One evening, Dadi Ma sat beside him, her hands trembling as she clutched an empty grain jar. "Alex," she said softly, her voice heavy with a pain that wasn't hers. "Look at me, son. I am an old woman living on the edge of life. I wanted to help you, but my pockets are as empty as my stomach now. I don't have enough to feed both of us anymore."
Alex looked up, the reality of his burden finally hitting him.
"Why don't you go back home?" she continued, a tear tracing a path through her wrinkles. "Your parents... they must be waiting. I cannot keep you here, Alex. You don't work, you don't try, and I simply cannot afford to watch you rot while I starve. Please... find your own way."
It was the final rejection. The only hand that had reached out to him was now pulling away. Alex didn't argue. He didn't beg. He stood up, took his few belongings, and walked out into the cold night. He was a man without a name, without a home, and now, without a single soul who cared if he lived or died.

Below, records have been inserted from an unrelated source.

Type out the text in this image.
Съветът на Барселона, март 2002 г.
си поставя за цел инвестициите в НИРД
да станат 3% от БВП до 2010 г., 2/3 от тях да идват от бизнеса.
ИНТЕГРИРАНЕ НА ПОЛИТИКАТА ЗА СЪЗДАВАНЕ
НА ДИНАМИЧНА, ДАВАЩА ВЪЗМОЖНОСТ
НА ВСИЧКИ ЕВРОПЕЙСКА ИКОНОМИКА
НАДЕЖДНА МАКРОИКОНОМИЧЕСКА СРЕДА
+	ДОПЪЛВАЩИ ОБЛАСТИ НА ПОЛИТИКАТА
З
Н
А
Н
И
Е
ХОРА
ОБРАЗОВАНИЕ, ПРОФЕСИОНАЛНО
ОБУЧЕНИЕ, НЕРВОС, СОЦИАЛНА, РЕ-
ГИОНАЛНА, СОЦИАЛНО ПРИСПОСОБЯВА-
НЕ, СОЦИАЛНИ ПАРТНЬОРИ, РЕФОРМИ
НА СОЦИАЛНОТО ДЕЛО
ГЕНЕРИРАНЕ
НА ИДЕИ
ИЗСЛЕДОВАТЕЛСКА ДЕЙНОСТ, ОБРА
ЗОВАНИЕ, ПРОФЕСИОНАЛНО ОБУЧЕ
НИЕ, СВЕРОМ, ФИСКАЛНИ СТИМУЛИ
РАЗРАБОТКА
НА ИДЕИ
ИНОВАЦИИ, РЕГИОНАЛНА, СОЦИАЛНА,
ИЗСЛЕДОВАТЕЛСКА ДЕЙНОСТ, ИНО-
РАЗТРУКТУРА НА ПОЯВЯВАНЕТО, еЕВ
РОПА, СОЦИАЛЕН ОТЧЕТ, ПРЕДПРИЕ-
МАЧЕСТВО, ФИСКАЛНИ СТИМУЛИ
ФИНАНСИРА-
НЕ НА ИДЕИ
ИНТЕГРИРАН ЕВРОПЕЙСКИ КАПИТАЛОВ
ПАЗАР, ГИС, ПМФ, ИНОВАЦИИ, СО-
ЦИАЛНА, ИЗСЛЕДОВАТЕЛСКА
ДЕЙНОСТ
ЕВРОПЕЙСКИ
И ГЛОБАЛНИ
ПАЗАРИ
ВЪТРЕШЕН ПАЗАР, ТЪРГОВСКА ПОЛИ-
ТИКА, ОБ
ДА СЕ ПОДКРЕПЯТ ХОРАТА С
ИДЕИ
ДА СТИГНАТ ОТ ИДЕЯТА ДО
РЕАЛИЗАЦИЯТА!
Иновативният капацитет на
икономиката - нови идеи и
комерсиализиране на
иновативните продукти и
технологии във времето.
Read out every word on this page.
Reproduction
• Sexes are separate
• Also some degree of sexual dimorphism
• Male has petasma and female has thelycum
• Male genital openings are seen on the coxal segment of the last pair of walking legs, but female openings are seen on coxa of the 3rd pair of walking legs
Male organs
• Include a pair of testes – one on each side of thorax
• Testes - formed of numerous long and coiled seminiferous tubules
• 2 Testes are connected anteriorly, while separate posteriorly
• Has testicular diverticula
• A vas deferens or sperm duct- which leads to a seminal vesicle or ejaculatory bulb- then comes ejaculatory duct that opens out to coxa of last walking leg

He wandered the streets like a zombie. He was so consumed by his inner misery that he became blind to the world around him. The honking of horns, the bright city lights, the chatter of happy families—it was all a blur. He felt like he was already dead, just waiting for his body to realize it.
He reached a main intersection. His mind was a fog of self-hatred. Where will I go? Who will take me? I am a zero. A failure. A mistake.
Suddenly, the screech of tires tore through the silence of his thoughts.
A car, speeding blindly through the night, slammed into him with a sickening thud. Alex felt his body fly through the air like a ragdoll. Time slowed down. He saw the stars one last time before his back hit the hard asphalt several meters away.
Everything went black. The pain was immense for a second, and then—nothing. Silence. His eyes closed, and his breath hitched. He felt his spirit slipping away, leaving behind the broken, addicted, and rejected shell of a boy he used to be. As the world faded into an abyss, a distant, ethereal voice seemed to call out from the darkness behind him, but Alex was already gone, drifting into a world where failure couldn't follow him.